Based on the description above, the coelacanth may seem like a relatively ordinary fish. However, such an impression would be false because Latimeria Chalumnae is one of the most exceptional fish species currently in existence. Its uniqueness stems from the fact that it belongs to the clade of sacrcopterygii or lobe-finned fish. Their fins are not merely skin and bone, as with the ray-finned fish, but fleshy extensions of the body with muscle tissue, which supposedly became full-fledged extremities when some sacrcopterygii evolved into tetrapods. Scientists have thought lobe-finned fish to be extinct for a long time, as they were only able to find fossilized remains. It was a sensation when one was caught and identified in 1938 near East London, South Africa, named after Marjorie Courtenay-Latimer of the East London museum who preserved the specimen for science (Fraser et al., 2020).

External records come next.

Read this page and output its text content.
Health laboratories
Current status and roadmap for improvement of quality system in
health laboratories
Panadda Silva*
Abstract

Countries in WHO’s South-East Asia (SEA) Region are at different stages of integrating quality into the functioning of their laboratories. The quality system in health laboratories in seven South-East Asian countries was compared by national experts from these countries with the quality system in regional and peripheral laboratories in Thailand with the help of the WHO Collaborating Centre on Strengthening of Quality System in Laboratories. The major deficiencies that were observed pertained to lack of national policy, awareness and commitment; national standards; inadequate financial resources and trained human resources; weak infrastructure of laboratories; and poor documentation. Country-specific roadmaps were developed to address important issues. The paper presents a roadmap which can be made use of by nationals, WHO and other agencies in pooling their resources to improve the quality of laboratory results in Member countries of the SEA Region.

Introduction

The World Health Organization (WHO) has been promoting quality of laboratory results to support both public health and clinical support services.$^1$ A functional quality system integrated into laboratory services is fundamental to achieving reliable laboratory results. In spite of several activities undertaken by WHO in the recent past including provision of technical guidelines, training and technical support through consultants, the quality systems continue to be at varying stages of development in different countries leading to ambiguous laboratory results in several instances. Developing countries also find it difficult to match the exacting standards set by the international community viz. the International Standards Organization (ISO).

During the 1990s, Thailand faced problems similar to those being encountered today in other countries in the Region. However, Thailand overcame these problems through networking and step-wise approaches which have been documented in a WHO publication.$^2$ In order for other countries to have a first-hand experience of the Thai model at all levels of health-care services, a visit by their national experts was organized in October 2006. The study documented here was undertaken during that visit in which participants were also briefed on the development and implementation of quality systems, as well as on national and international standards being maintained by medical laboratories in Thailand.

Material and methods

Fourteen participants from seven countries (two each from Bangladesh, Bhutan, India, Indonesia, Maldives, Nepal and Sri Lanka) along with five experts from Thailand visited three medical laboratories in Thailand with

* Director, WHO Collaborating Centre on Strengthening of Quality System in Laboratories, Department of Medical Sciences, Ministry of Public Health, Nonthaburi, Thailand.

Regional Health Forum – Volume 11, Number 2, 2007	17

As one can see, Latimeria Chalumnae is indeed an exceptional organism – a living fossil and a fish that is closer to tetrapods, including humans, rather than to the ray-finned fish, from an evolutionary standpoint.
Reference
Fraser, M. D., Henderson, B. A. S., Carstens, P. B., Fraser, A. D., Henderson, B. S., Dukes, M. D., & Bruton, M. N. (2020). Live coelacanth discovered off the KwaZulu-Natal South Coast, South Africa. South African Journal of Science, 116(3/4). Web.